Fancy Japanese beef with red/green/yellow bell pepper in a mild black bean sauce, meltingly tender, veggies again perfect.
Choy sum, cooked perfectly, not too much, not too little, with some great oyster sauce on the side
e-Fu noodles, soft and savory -- but this is the one dish that I thought could have used a little more flavor and character. Maybe more mushrooms or something to introduce more of a smoky element.
And, for dessert, a rich bowl of hot red bean soup, thicker than what one usually gets, a perfect foil for the wet weather we're having right now.
Basically, noodle quibbles aside, it seemed like a perfect meal. It won't take me two years to go back to Yan Toh Heen, next time.
Thanks for your beautifully written account of your meal at Yan Toh Heen. After reading your piece, I had to suppress the urge to book a flight to HK just to dine there.
Yan Toh Heen
InterContinental Hong Kong
18 Salisbury Road
For reservations: +852 2313 2323.
Open: Lunch: 12:00 noon - 2:30 pm (Monday to Saturday)
11:30 am - 3:00 pm (Sunday & Public Holidays)
Dinner: 6:00 pm - 11:00 pm (Monday to Sunday)
Oy! Now I have to find an excuse to eat there soon!
You are so right about the "decadance"...the tables are spaced so far apart - it's rare to get that kind of privacy in HK. And the jade place settings, as well as the wooden rack on which the petit fours are placed... and the view is also fantastic.
My favorite Chinese in a hotel has to be Yan Toh Heen at the Inter-Con.

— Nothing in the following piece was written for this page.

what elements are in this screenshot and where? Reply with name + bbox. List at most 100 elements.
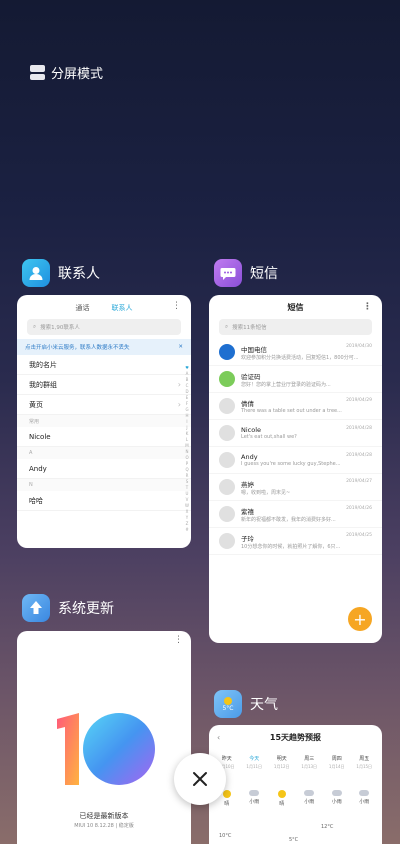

I have been a fan ever since I moved to HK more than 10 years ago, and the restaurant continues to deliver even after its name change as a result of hotel changing hands.
Second fav would be Golden Leaf at the Conrad. Haven't yet trid Long King Heen at Four Seasons.
Would avoid One Harbour Road at Grand Hyatt - heard many poor reviews lately. My last meal there in December wasn't great.
I agree with HK traveller's recommendation of Long King Heen in the 4 Season. Very nouveau and innovative with some of their dim sum items.
For Cantonese, I'd like to add Golden Leaf in the Conrad and Ming Court in the Langham Place Hotel to the list. Both I find serve better tasting food than Spring Moon. Yes, Soupnoodles, I also think Springmoon has gone downhill or may be, they are just the same as before but got eclipsed by some of the up and coming ones like T'ang Court?
re: Charles Yu
My first post!
T'ang Court at the Langham Hotel actually opened up over 17 years ago.
Unfortunately, the hotel has changed names 3 or 4 times since I've been living here. If memory serves me correctly, they were one of the 1st restaurants to serve a whole chicken cooked the same way as Peking Duck!
Most of the staff have been there since day one and they always make you feel very welcome. It's our favorite restaurant to go to when we like to 'splash' out and buy dinner for a few friends.
We did visit Four Seasons last Easter Monday but didn't enjoy one little bit. Some dim sum dishes came out cooler than one would have expected for this class of establishment. They were quickly replaced though without any fuss.
Some of the customers though did tend to have 'pigeon eyes' thinking that they were better than the rest of the guests. I have no time for these people!
Love reading all the posts here and look forward to trying out Chicago eateries when I relocate in May.
I've had good experiences with the following: Yan Toh Heen in the Inter-Continental, sort of new-wave high end Cantonese, for both dinner and dim sum, though most of my visits were before the name change; dim sum at the Island Shangri-La, and, one of my favorites, T'ang Court at the Langham hotel in TST (not sure that's a 5 star hotel, but it seems fancy), for dinner. I've also had great dim sum at Spring Moon in the Peninsula as recently as last January, but there has been some word that the place has gone downhill of late, and have not returned to check it out.
I think you'll find that northern and Szechuan is rare in the 5 star hotels.